MATERIALS AND METHODS
Strains, plasmids, oligonucleotides, and fly lines
All strains, plasmids, oligos, gBlocks, and fly lines used in this work can be found in Supplementary Document 1. All PCR amplifications were performed using Q5 Hot Start High-Fidelity 2X Master Mix (NEB, Cat: M0494S) unless specified. All fly lines were generated using site-specific PhiC31-mediated insertion from Genetivision.

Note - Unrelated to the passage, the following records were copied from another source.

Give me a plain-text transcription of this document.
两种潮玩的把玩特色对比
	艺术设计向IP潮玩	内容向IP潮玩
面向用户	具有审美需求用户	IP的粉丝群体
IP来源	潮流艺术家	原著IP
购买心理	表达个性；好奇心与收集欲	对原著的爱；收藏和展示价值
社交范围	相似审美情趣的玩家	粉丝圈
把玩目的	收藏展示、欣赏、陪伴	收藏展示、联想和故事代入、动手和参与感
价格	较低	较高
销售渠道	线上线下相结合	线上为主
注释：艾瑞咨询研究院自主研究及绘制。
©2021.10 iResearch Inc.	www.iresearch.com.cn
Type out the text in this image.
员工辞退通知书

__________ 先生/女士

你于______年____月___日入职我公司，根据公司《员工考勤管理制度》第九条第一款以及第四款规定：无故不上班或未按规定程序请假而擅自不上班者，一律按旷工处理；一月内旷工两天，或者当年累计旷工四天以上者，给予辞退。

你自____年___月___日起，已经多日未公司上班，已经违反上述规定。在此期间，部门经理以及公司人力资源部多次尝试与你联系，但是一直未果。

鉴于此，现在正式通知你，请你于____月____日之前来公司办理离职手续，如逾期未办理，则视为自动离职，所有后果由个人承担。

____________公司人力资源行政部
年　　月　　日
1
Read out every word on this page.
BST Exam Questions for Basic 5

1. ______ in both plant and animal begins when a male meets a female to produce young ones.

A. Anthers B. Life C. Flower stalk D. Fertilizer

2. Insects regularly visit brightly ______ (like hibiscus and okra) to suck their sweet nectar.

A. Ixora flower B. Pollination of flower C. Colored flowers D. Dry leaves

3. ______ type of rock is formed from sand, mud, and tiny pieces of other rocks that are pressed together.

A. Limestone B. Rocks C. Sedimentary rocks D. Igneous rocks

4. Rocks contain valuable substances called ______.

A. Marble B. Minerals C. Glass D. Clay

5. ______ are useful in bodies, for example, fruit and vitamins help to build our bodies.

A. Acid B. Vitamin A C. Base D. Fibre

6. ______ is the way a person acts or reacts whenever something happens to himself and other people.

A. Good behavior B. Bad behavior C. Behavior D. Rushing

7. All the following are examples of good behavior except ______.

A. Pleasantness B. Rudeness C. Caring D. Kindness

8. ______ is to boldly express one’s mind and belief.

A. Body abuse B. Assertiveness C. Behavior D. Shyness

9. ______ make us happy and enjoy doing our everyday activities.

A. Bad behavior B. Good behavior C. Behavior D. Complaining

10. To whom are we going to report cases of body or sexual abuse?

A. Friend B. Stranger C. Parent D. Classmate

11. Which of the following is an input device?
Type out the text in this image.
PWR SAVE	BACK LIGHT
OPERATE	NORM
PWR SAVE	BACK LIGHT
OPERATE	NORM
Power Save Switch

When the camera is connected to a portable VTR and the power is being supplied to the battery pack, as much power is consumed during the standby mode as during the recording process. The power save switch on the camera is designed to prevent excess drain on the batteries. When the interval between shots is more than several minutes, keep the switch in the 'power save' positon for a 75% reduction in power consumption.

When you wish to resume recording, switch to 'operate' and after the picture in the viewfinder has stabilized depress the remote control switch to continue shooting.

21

We used the pcDNA3.1(+) mammalian expression vector (Thermo Fisher, Cat: V79020) for expression of GFP in HEK293T cells. For this study we used the hammerhead self-cleaving ribozyme from Schistosoma mansoni as it has been associated with high catalytic activity in vitro and in vivo (29, 30). We first built the active ribozyme constructs by first PCR amplifying GFP and inserting it into the NotI and PstI sites of pCB1180. The inactive ribozyme constructs were built by creating a single point mutation that abolishes catalytic activity of the ribozyme (31). Then, annealed and phosphorylated oligos containing the inactive and active ribozymes were inserted into the XhoI and NotI sites, located in the 5’ untranslated region (UTR), to make pCB1134/1135. To insert these ribozyme-GFP sequences into pcDNA3.1(+), we PCR amplified the ribozyme-GFP sequence from pCB1134/1135 and inserted it into the HindIII and XbaI restriction sites in pcDNA3.1(+) to create pCB1136/1137. The upstream competing sequences were inserted into pCB1136/1137 by linearizing the plasmids with EcoRI and XhoI and then ligating with annealed and phosphorylated oligos containing the competing sequences of interest (Figure 1D). For insertion of the ribozyme/upstream competing sequences in the 3’UTR of GFP, the ribozyme/upstream competing sequences were PCR amplified from the previously built 5’UTR constructs and inserted into the XbaI site of pCB1133.
We used the pUAST-attB Drosophila expression vector (Drosophila Genomics Resource Center, Cat: 1419) for creating the transgenic fly lines containing the lacZ reporter. To generate the ribozyme constructs, we first removed the UAS-hsp70 sequence using the HindIII and KpnI restriction sites and added the hunchback (hb) proximal enhancer (hbpe), the eve minimal promoter, and the lacZ reporter to create pCB1181. Expressing lacZ from the hbpe creates a well-established domain of hb to easily study the effects from the self-cleaving ribozymes (32–34). For the insertion of the self-cleaving ribozymes into the 5’UTR and 3’UTR of lacZ, the StuI and KpnI restriction sites of pCB1181 were used, respectively. To insert the upstream competing sequences, both the EcoRI and AvrII sites were added upstream of the ribozyme sequence for ligation with annealed and phosphorylated oligos containing the competing sequences of interest.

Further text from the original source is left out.